Yeah, because the reason Gen Y is "unhappy" has absolutely nothing to do with us entering the workforce during the the worst economic downturn since the Great Depression, where even if (and a big if for our age group) you can find a job, benefits are crumpling, wages are stagnant even as inflation isn't, and unpaid internships are seen as a "norm" to transition to paid work. It's the same as the reason we're not buying houses at the same rates as our parents. It has absolutely nothing to do with the decline of stable investments, economic insecurity, high unemployment, and housing costs that are 3-10x what they were for our parents. It's because we blow all of our money on tech gadgets and unicorn food. Eye roll.

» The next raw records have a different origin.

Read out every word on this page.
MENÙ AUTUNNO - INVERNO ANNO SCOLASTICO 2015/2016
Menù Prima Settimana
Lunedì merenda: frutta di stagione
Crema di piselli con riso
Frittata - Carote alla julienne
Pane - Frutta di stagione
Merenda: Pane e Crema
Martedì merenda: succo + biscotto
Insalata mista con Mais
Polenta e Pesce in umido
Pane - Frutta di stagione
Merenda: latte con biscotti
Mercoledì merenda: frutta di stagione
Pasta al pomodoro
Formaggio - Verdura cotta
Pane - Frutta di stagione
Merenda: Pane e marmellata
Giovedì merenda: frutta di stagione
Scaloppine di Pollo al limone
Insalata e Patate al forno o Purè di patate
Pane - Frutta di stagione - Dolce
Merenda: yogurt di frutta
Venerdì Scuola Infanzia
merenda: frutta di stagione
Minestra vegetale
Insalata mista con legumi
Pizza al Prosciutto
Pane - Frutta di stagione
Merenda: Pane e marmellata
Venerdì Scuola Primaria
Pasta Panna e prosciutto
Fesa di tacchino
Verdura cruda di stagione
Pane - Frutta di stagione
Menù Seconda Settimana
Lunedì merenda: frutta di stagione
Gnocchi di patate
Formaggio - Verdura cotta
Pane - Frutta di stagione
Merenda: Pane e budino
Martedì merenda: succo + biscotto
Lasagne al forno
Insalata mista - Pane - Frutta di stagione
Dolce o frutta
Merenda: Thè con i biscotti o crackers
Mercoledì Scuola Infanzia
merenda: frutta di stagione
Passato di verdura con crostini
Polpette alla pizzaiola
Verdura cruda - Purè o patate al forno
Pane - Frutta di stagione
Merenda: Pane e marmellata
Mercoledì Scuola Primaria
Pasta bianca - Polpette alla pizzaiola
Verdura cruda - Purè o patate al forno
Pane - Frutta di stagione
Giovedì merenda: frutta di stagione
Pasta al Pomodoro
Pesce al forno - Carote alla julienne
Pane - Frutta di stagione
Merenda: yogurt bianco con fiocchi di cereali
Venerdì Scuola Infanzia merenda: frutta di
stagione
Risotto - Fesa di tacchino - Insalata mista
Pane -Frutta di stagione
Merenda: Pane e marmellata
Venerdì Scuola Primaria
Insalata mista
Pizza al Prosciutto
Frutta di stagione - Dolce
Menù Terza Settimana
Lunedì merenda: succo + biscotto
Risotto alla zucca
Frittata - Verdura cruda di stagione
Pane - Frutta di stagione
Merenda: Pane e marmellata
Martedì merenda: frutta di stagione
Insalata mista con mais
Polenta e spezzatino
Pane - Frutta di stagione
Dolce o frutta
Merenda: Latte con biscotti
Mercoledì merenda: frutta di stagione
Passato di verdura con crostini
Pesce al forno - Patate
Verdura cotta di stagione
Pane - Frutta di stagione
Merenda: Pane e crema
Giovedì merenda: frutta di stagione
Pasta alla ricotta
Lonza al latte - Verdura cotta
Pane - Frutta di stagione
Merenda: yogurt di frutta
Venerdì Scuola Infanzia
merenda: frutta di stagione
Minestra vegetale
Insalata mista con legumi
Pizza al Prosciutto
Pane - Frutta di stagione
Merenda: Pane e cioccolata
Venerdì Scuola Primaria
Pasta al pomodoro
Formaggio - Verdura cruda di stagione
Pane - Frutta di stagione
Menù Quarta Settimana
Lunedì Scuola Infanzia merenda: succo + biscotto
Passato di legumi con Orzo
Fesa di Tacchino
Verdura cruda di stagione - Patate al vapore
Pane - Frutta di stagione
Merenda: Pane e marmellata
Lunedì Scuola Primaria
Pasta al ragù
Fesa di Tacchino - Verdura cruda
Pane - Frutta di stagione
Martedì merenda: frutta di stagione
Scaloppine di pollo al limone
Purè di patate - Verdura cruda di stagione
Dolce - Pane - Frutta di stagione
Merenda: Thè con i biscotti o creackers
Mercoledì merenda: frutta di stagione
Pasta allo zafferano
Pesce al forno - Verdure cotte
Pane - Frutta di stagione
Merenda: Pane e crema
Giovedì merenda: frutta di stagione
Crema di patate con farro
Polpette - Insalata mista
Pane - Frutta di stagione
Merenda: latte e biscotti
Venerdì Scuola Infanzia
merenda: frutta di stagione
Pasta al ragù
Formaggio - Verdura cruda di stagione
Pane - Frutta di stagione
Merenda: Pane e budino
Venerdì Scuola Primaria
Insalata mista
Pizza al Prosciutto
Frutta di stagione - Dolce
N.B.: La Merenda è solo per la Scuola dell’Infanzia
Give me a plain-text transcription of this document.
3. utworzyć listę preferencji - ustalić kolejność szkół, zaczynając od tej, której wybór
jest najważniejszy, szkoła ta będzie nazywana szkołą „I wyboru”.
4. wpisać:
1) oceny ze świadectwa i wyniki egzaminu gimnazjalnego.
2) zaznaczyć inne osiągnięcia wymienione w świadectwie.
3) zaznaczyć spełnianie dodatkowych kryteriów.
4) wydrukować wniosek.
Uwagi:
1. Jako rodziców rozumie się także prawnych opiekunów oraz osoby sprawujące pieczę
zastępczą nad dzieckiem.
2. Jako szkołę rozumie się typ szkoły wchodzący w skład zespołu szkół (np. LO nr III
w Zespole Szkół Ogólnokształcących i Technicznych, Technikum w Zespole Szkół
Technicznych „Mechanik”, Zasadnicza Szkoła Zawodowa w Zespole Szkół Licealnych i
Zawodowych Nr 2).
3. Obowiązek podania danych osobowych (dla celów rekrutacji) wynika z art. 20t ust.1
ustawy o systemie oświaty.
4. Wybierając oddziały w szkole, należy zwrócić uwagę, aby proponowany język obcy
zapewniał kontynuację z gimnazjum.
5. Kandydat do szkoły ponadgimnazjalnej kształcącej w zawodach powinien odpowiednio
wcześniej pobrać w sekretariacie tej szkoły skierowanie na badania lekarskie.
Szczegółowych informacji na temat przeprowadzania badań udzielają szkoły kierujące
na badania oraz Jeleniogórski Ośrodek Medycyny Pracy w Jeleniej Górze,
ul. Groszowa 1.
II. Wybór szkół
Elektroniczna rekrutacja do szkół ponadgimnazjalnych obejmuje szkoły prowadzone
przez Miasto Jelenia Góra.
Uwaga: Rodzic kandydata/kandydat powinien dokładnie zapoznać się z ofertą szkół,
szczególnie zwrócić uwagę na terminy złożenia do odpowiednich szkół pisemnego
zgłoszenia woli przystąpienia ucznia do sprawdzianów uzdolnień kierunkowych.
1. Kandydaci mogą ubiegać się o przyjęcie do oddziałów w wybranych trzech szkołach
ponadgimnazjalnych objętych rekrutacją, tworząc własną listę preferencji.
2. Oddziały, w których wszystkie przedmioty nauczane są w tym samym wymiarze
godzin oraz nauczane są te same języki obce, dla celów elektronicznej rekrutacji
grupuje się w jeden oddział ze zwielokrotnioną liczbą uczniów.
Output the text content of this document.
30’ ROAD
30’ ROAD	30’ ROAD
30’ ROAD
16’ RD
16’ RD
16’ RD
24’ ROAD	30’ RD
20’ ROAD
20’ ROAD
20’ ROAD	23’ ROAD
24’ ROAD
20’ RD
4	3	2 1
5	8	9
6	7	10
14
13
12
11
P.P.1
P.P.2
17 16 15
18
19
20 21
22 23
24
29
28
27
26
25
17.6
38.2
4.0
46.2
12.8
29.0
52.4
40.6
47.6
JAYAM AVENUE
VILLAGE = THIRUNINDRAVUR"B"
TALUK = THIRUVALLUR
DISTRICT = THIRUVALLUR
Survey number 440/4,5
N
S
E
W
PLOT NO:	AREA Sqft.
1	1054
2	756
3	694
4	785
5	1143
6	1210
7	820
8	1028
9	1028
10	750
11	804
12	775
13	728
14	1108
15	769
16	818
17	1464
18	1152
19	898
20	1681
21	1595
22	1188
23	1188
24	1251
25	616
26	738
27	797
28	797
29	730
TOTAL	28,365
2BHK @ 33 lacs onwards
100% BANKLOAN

What's your line? Read critically.

Daniel said...

I'm Gen X, and we entered the workforce during a credit crisis (and bad recession) too: the 1989-1992 savings and loan crisis.

Heh, and the generation before us thought we were lazy and wanted unicorns too. I'm sure the generation before them thought the same thing about THEIR generation.

So, Brittany, is that post really just about Generation Y? Every generation thinks it's better than the ones coming after it.